Working from home remains popular and the bustling workplace may be a thing of he past. Also, I am among those who have not lost all of the COVID-19 pounds I gained during lockdowns.

The essentials

Looking for our updates on market movers, analyst actions, stock technicals, insider trades and other daily, weekly and monthly insight? Click here to visit our Inside the Market page.

Globe Investor highlights

Morgan Housel on why investors hate spending their savings – and answers to other questions we posed of him

From FOMO to fear of margin calls: gold’s wild rise enters a new stage

David Berman reports on three ways our readers are navigating a possible market bubble

The U.S. is cementing a higher inflation regime as investors abandon their worries over consumer prices, reports Mike Dolan.
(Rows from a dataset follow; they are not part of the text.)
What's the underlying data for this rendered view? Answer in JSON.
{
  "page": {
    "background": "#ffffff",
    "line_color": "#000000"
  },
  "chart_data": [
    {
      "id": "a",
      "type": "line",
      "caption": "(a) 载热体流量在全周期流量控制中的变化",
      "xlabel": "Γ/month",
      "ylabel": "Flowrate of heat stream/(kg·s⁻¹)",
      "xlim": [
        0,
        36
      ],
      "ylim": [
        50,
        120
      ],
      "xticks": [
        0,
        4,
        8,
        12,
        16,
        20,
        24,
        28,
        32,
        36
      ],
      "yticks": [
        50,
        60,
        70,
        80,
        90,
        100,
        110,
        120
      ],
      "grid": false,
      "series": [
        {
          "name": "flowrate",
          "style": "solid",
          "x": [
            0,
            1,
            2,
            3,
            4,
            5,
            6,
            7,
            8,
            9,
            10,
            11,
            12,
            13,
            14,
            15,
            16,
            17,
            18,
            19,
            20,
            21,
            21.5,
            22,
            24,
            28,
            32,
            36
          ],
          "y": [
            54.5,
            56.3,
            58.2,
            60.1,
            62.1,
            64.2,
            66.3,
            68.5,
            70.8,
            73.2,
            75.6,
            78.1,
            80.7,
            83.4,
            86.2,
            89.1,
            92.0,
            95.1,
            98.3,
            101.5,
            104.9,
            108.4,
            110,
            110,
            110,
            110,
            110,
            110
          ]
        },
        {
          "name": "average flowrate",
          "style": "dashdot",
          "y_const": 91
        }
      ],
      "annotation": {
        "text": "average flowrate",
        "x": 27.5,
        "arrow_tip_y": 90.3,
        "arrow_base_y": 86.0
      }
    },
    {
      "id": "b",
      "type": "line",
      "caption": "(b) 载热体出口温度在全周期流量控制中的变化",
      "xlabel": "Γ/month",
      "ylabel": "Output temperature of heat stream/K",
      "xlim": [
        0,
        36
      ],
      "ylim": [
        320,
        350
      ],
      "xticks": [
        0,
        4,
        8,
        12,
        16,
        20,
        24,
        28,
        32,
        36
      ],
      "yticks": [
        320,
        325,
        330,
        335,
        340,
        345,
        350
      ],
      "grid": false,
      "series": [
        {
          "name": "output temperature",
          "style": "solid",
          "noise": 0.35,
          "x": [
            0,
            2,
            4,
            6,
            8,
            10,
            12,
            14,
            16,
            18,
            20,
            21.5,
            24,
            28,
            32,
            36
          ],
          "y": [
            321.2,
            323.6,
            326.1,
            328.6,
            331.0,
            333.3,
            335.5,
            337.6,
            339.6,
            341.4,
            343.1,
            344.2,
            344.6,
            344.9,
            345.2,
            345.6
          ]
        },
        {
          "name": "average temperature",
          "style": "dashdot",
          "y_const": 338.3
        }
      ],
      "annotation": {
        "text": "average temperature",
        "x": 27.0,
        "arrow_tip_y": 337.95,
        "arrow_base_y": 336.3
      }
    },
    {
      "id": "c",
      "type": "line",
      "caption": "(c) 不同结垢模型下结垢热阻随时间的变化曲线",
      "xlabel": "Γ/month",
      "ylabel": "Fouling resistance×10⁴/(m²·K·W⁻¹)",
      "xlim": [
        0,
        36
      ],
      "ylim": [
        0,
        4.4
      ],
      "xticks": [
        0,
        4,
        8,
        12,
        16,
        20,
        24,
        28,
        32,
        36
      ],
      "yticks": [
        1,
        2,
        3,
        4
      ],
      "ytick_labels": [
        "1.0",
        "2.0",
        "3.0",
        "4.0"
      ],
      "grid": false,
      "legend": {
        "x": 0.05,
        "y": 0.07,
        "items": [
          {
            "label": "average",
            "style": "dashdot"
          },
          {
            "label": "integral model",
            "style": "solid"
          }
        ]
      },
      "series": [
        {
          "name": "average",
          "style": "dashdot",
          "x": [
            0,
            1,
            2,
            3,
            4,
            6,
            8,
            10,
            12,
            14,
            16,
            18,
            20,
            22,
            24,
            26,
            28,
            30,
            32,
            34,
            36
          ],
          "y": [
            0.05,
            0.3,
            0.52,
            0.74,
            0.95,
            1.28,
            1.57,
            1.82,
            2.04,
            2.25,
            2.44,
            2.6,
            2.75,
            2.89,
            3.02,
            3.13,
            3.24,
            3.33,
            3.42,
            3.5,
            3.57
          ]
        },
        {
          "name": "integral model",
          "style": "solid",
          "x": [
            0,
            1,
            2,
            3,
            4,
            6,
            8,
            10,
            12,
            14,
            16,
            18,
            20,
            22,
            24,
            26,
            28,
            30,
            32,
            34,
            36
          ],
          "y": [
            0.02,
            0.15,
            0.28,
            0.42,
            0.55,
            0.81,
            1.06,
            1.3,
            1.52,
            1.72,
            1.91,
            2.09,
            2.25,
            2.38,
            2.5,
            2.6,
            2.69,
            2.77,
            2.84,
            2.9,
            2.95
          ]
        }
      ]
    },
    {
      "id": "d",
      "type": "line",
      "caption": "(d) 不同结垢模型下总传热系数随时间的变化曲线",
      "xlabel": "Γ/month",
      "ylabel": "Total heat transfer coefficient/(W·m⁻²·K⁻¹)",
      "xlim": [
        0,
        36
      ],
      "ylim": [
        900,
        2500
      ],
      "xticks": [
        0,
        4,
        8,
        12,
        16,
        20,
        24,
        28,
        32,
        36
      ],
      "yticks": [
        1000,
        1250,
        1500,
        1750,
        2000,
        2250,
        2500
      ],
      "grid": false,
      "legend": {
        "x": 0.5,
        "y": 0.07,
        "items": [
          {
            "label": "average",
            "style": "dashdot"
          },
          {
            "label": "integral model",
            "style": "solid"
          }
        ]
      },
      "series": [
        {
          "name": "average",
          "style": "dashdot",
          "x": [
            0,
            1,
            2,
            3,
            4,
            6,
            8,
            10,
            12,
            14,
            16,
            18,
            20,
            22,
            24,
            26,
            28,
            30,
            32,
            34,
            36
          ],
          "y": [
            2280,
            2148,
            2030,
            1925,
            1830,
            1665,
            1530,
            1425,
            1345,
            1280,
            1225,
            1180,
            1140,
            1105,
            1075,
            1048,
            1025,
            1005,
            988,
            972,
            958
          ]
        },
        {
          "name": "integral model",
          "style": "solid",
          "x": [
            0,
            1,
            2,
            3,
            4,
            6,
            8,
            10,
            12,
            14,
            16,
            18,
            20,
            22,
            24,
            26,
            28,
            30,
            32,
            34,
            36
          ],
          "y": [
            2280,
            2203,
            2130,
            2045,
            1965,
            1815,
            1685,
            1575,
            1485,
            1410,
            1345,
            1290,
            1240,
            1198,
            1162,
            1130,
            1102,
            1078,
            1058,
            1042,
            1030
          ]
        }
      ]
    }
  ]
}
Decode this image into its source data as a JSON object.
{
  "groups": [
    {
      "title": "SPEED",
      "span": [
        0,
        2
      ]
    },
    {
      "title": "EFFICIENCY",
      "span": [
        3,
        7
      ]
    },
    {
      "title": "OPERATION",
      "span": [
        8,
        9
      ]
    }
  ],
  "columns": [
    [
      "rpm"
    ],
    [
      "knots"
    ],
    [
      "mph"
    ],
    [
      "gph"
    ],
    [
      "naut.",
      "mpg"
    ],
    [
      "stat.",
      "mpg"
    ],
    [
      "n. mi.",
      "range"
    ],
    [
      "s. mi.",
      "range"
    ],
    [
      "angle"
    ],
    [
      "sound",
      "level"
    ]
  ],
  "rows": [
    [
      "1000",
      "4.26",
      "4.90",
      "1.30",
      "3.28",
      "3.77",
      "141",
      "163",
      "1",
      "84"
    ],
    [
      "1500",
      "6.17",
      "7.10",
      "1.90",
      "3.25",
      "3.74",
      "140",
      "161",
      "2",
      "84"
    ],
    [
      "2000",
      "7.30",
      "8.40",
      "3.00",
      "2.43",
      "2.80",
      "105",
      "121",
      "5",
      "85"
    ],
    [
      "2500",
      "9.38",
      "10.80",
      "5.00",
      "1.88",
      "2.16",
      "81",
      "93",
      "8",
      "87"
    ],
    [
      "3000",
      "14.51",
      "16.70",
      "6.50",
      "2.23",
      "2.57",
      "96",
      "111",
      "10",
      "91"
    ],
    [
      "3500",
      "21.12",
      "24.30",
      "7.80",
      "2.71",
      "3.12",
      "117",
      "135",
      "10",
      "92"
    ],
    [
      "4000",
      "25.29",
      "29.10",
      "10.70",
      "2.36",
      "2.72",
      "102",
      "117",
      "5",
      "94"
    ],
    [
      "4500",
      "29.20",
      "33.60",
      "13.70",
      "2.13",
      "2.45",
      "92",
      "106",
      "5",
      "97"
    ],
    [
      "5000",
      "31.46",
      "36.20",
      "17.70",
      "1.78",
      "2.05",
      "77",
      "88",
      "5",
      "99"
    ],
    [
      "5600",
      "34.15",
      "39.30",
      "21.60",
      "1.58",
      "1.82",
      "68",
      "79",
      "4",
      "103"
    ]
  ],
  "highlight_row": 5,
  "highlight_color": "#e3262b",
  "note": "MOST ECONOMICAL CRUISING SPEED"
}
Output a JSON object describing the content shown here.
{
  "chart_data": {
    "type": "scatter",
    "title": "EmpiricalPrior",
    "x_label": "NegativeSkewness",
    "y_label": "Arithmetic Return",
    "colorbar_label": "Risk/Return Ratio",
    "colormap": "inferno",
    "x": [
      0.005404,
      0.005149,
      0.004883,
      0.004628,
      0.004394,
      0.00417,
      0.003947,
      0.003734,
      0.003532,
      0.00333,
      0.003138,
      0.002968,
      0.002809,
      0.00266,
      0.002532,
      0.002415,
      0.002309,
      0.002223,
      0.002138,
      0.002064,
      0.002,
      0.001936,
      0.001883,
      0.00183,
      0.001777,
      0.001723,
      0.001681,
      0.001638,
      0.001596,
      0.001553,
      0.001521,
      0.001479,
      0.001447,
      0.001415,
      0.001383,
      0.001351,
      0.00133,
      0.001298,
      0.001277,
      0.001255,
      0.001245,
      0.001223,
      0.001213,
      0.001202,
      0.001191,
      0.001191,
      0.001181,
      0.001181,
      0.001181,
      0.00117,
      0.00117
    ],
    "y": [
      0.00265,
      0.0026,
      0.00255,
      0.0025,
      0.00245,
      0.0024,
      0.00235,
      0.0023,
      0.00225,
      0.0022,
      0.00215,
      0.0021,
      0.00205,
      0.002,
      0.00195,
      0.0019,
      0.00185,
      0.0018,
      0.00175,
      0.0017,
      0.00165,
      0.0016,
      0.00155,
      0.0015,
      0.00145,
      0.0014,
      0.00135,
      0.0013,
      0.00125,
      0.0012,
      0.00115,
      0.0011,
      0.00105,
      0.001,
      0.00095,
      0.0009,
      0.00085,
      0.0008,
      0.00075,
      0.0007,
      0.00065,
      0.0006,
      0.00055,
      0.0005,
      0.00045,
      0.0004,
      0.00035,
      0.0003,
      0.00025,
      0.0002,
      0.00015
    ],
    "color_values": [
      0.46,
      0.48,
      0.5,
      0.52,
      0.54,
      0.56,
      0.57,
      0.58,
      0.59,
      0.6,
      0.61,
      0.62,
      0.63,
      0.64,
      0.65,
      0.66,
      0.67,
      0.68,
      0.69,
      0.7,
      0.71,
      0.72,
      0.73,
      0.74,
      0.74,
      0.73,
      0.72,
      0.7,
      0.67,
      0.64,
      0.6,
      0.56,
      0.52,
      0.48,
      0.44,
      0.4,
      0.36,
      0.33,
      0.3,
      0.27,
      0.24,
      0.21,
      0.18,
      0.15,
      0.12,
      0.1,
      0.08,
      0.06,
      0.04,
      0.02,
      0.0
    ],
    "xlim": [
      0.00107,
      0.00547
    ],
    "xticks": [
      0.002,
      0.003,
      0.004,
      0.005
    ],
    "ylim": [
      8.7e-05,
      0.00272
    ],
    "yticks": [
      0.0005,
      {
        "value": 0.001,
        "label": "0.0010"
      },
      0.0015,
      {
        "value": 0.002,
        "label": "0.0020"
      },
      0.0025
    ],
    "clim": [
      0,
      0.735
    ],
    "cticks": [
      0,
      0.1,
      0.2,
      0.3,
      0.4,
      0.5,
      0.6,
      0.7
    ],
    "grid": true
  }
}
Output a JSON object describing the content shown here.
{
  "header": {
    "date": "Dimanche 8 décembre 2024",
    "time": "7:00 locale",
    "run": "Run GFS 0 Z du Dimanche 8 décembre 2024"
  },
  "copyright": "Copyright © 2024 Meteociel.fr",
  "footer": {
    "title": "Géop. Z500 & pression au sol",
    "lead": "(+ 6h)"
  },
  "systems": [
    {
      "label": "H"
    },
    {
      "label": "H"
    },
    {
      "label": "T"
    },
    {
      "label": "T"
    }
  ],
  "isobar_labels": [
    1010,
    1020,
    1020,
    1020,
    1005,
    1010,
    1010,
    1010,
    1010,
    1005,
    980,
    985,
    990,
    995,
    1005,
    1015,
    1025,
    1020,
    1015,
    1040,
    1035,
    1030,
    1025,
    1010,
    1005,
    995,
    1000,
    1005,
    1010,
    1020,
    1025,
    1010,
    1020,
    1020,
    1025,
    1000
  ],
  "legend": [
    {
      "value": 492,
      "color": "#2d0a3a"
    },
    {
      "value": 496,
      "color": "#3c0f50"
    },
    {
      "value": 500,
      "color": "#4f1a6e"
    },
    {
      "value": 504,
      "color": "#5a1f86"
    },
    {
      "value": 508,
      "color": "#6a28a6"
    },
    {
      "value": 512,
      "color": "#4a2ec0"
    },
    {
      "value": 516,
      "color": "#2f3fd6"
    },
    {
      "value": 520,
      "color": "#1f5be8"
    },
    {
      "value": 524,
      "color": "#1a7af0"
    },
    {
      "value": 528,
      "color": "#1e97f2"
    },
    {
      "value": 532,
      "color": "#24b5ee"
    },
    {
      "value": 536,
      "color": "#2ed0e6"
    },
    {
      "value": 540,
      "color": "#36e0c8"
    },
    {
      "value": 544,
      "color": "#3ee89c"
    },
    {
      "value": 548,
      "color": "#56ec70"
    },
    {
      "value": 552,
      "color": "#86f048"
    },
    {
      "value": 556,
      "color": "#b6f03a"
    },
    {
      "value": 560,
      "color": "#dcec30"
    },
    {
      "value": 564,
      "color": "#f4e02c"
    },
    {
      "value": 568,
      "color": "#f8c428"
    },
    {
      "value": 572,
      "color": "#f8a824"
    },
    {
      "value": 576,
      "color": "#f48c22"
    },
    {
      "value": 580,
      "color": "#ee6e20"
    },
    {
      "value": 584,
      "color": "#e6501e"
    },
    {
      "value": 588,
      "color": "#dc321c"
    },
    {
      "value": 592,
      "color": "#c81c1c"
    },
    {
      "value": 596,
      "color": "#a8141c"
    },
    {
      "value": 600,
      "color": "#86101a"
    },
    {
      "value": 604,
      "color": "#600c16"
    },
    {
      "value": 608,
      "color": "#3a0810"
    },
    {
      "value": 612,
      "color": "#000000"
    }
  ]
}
On a related thought, Jamie McGeever writes on how Jerome Powell’s emphasis on employment, not inflation, is behind the recent downturn in Treasury yields

Global money managers are circling back to Japan’s stock and debt markets amid political leadership changes

What’s up next

The domestic economic news calendar has two big events over the next week. Retail sales data for August is out on Thursday and economists expect a 1.0 per cent month-over-month increase. The Bank of Canada will announce its decision on interest rates next Wednesday. Derivatives markets indicate a roughly 71 per cent chance of a rate cut, according to Bloomberg data.

The earnings calendar is picking up steam. Rogers Communications Inc. reports results on Thursday ($1.256 per share expected) then Celestica Inc. (U$1.477) and TMX Group Ltd. ($0.488) follow on Monday. Advantage Energy Ltd. ($0.134) profits will be announced Tuesday and then Wednesday, the big day, Gildan Activewear Inc. (US$0.983), Agnico-Eagle Mines Ltd. (US$1.883), Allied Properties REIT ($0.509) and Canadian Pacific Kansas City ($1.1041) all report results.

U.S. consumer prices for September will be released this Friday with economist expectations pegged at 0.4 per cent month over month higher. The S&P Global U.S. Manufacturing PMI announcement, also on Friday, will offer a preliminary look at activity in October – projections indicate an expansionary 51.9 reading expected.

U.S. durable goods for September are expected to show a 0.6 per cent month-over-month decline when reported on Tuesday. The Federal Reserve will announce their decision on interest rates next Wednesday.

Honeywell International Inc. ($2.568) , Blackstone Inc. ($1.225), and Ford Motor Co. ($0.36) post earnings on Thursday. Procter & Gamble Co.’s ($1.885) numbers are out Friday. Keurig Dr Pepper Inc. ($0.539) will release earnings on Monday.

Tuesday is a big day with Corning Inc. ($0.665), Royal Caribbean Cruises Ltd.($5.675), United Parcel Service Inc. ($1.32), and American Tower Corp ($2.472) posting profits. Wednesday is equally stacked with Visa Inc. ($2.9767), Caterpillar Inc. ($4.519), Microsoft Corp. ($3.684), Alphabet Inc. ($2.279), Meta Platforms Inc. ($6.739) and Starbucks ($0.551) all reporting.